What has gone wrong? Surely the UK, a G7 country without a major war in almost a century, can’t struggle where Afghanistan, hardly the poster child of development, has succeeded? Well, it can. And the explanation is down to the same reason so much else in our national life is paralysed: planning.

Britain’s planning system makes new masts extraordinarily difficult to build. The overall planning approval rate in England is 86 per cent but for telecom masts, it is just 51 per cent.

In some local authorities, rejection rates exceed 80 per cent. Even successful applications can take months, with some known to take up to 500 days.

And that’s not taking into account the applications abandoned before the process has even started, thanks to the risk of rejection. Too often, angry neighbours are louder than the wider community who would benefit from a new mast.

The path of least resistance, therefore, is for local politicians to oppose new masts. Those rejections are made easier partly because of how we measure coverage. An area can count as ‘covered’ even if mobile data is very slow, simply because it is technically possible to connect to the phone network there.

Worse, masts can be easily torn down by land developers and only need replacing within three years.

State control and taxes strangulate mast companies and mobile networks, too, making it ever more difficult for them to invest in new infrastructure.

This ludicrous web of state intervention is not just killing an industry, it’s killing our country.

None of this is inevitable. In France, for example, the regulator demands networks maintain coverage along high-speed train lines with fibre laid into the tracks.

Nor are our troubles down to the decision to remove China’s Huawei from our networks. France did the same. They started ripping Huawei out in 2021, but their network is still better than ours.

So what can we do?

First, we must grant automatic planning permission. If mobile operators see the need for a mast, planning should be granted – unless there are novel and distinct grounds for objecting.

Second, we need shared access. Network Rail has been in public ownership for years and my proposal is simple: when a track will be closed for planned work,

network operators should have guaranteed rights of access to upgrade equipment on the network. If we’re paying for that disruption already, we should be able to benefit from better connectivity after the work is done.

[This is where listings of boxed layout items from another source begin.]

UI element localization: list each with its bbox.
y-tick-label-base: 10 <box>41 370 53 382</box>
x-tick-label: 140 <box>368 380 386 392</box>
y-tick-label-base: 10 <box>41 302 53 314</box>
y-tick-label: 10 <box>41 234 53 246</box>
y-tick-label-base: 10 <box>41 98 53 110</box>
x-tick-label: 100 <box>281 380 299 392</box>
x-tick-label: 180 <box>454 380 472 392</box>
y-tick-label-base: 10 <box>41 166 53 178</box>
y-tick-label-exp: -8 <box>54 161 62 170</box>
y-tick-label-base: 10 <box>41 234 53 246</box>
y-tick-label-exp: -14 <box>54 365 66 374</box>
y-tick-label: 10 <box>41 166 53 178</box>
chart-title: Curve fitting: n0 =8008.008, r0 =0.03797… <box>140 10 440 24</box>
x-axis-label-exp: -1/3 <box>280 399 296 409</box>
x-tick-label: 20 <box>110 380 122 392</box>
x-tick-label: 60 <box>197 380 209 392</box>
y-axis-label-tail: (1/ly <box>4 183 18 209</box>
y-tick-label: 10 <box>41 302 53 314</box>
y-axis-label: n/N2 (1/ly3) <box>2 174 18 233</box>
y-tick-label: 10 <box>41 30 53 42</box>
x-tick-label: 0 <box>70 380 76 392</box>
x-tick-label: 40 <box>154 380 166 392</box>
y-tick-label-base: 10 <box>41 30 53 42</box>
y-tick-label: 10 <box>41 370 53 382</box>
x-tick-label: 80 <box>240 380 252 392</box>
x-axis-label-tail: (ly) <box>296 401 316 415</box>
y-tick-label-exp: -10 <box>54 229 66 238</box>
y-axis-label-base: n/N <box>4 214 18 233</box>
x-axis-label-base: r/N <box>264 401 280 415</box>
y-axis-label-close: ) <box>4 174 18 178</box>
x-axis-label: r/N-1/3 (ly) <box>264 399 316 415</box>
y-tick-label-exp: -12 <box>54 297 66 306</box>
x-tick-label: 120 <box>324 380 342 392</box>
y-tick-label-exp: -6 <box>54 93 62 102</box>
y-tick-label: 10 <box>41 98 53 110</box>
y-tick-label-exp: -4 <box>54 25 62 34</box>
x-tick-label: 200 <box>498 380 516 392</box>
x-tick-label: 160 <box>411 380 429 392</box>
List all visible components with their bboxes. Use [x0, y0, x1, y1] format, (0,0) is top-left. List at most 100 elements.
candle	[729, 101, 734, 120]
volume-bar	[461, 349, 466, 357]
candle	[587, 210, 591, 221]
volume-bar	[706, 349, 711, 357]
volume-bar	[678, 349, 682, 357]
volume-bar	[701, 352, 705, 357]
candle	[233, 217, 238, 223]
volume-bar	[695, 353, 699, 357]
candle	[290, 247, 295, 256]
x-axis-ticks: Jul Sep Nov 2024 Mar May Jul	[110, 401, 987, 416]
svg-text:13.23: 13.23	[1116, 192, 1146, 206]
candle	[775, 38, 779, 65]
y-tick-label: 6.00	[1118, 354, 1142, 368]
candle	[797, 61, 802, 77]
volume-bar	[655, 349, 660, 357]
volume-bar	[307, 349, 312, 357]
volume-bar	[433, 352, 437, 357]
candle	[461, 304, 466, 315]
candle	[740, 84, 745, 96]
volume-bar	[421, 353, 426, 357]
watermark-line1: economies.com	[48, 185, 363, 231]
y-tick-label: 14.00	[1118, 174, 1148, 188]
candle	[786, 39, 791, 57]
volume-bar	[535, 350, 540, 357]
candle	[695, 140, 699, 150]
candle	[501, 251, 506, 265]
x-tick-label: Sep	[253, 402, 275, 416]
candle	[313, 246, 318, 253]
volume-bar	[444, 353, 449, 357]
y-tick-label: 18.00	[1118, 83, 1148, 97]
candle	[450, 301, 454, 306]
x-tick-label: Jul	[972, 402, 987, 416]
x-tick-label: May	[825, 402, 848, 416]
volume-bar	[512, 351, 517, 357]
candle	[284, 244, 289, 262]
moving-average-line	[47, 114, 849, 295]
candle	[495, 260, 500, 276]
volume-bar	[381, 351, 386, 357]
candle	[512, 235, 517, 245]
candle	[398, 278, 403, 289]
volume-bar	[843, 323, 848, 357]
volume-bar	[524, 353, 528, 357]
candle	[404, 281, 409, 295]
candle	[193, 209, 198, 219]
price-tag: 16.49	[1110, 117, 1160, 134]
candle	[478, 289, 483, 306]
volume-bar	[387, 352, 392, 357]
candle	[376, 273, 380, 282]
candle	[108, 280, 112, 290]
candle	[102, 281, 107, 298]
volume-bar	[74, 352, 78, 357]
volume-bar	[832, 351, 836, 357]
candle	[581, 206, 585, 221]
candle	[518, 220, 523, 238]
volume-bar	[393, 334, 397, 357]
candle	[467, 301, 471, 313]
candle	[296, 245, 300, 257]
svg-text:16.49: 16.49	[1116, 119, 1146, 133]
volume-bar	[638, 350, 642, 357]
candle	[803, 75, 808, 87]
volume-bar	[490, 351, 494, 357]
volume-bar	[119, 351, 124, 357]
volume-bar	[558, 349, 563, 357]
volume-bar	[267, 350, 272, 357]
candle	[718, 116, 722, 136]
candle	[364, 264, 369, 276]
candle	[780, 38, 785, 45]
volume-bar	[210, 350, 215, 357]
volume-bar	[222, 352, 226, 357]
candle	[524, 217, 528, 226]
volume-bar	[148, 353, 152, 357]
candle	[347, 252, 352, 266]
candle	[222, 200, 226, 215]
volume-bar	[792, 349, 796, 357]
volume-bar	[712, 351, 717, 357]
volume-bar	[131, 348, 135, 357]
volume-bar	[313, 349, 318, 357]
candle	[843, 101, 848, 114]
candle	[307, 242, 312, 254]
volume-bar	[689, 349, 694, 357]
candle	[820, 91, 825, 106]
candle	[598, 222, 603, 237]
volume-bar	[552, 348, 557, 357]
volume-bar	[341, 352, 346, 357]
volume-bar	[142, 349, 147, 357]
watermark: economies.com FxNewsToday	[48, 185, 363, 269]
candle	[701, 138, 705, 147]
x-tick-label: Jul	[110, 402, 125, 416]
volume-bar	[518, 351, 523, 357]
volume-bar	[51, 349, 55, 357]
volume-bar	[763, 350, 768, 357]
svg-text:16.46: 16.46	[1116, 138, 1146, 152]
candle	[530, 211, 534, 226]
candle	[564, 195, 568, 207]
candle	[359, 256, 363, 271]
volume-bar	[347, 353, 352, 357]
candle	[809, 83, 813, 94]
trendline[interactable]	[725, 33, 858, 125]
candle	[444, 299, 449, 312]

The Government will point to Project Reach, its partnership with Network Rail and private firms to do exactly that. But it covers only the East Coast, West Coast and Great Western lines, leaving South Eastern Main Line, the route through my own constituency and the gateway to the Continent, with nothing. That must change.

My last demand is for the Government to put a minister in charge of the rollout – this isn’t a question of technology but of will.

None of this needs the Treasury. It simply needs ministers to accept that phone signal sits alongside water and power as the basic plumbing of national life.

It could not be more critical as Britain modernises. Waymo, the self-driving car company, is planning to launch in London later this year – something that could be hampered by the city’s poor signal. In the countryside too, the self-steering tractors that are crucial to modern farming cannot work without decent connection.

BT reckons a full 5G rollout could add £230billion to the economy by 2035. But the truth is, it could unlock growth beyond that.

We led the world once because we chose to connect – and our failure to keep up is costing us all.

Tom Tugendhat is the former Conservative security minister.